Ainsi peut s’amorcer une histoire qui ressemble à toutes les histoires d’amour. Les deux tourtereaux se cherchent mutuellement, essayent de se comprendre, d’harmoniser leurs émotions ; ils se confient l’un à l’autre, ne veulent plus avoir de secrets entre eux. « J’ai l’impression que je peux tout te dire », soupire Theodore qui se met lui aussi à l’écoute lorsque c’est elle, Samantha, qui a du vague à l’âme, lorsqu’il la trouve triste : « Tu veux qu’on en parle ? ». Et leur relation ne tarde pas à devenir véritablement passionnée.

Ce parfait amour ne saurait rester platonique. Il se couche en esprit près d’elle, la caresse en désir, l’embrasse tout doucement, se glisse en elle, jusqu’à jouir ensemble. Mais il demeure une disparité entre eux. Samantha en prend conscience et s’en inquiète : alors qu’elle peut voir Theodore, lui ne peut ni la voir ni la toucher, pas plus que Psyché ne pouvait voir son bel amant Éros, ni Sémélé le puissant Zeus qui partageait sa couche. C’est alors que, devant l’impossibilité de s’incarner, Samantha lui propose un rendez-vous galant, puis convoque un leurre en la personne d’Isabella. Une façon sans doute de se rassurer sur l’authenticité des sentiments de son amant. Les personnages de Marivaux, déjà, tentaient ainsi, en conviant des doubles, de tromper l’amour de leurs fiancés (L’Épreuve), tandis que Cyrano, disqualifié par son apparence physique, déléguait Christian pour accorder un corps présentable à l’amour qu’il portait à Roxane. À noter un petit accessoire de séduction qui devient récurrent dans les personnages féminins récemment rencontrés par Cinélégende (Fedora, Lola et Casque d’Or) : la mini caméra en forme de point de beauté qu’Isabella se pose au-dessus de la lèvre. Mais la tentative reste vaine. Comme saint Antoine ou le Bouddha, Theodore parvient à résister à la tentation et repousse cette figure illusoire, tandis que Samantha s’impose comme un être réel, au point de faire entendre sa respiration, bien qu’évidemment elle n’a pas besoin d’air.
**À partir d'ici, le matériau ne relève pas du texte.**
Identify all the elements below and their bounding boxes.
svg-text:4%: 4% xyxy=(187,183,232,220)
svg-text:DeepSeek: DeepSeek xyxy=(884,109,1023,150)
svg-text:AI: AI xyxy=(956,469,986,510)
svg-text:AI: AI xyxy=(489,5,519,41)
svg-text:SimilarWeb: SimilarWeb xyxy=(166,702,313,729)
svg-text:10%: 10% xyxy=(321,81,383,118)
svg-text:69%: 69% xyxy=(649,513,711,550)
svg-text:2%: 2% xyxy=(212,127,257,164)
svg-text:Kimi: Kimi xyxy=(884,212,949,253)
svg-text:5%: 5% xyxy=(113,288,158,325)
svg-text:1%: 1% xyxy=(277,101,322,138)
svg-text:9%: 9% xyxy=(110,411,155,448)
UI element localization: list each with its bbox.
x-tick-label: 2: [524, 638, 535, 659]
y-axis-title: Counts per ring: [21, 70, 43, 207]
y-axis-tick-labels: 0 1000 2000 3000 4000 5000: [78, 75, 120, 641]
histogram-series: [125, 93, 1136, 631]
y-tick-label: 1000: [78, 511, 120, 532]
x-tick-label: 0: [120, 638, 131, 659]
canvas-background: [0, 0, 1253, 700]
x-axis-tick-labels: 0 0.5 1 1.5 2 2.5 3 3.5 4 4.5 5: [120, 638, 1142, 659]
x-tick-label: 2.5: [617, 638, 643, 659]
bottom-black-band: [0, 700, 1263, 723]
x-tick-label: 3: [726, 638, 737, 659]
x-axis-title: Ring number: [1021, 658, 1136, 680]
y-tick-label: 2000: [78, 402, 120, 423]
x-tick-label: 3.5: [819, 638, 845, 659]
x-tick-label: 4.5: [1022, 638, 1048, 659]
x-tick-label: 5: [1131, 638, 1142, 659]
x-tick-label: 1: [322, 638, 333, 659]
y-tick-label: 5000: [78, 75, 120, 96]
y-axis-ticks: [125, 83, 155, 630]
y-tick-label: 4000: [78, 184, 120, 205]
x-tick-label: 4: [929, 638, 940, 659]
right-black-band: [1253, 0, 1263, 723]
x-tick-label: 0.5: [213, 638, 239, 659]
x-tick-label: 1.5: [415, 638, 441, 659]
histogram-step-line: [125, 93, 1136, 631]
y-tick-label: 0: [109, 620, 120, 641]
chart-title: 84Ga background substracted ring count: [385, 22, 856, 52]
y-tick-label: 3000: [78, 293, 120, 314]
Grâce à elle, il peut enfin échapper à la pression de la ville, avec les sorties entre copains et copines auxquelles il l’associe, et le "voyage de noces", dans la nature, en amoureux. Mais, inévitablement, au fil des jours, l’union sacrée se banalise, se fragilise. « C’est dur d’évoluer tout en restant proches. C’est dur de changer sans faire peur à l’autre. » Petites querelles, mots de travers, moments d’osmose, de pur bonheur ou de tristesse, d’inquiétude, jeux du soupçon et de la jalousie, fâcheries et réconciliations qui ponctuent la vie commune...

Au même titre que Raimondin, dont la vie avait été illuminée par sa rencontre avec la fée Mélusine, la fortune de Theodore est menacée par un brutal retour à la réalité. La merveilleuse histoire risque de sombrer dans la banalité, de redevenir aussi prosaïque que celle qu’il a vécue avec Catherine, son ex : « Parfois, je me surprends encore à avoir de grandes conversations avec elle dans ma tête. Je ressasse nos vieilles disputes. »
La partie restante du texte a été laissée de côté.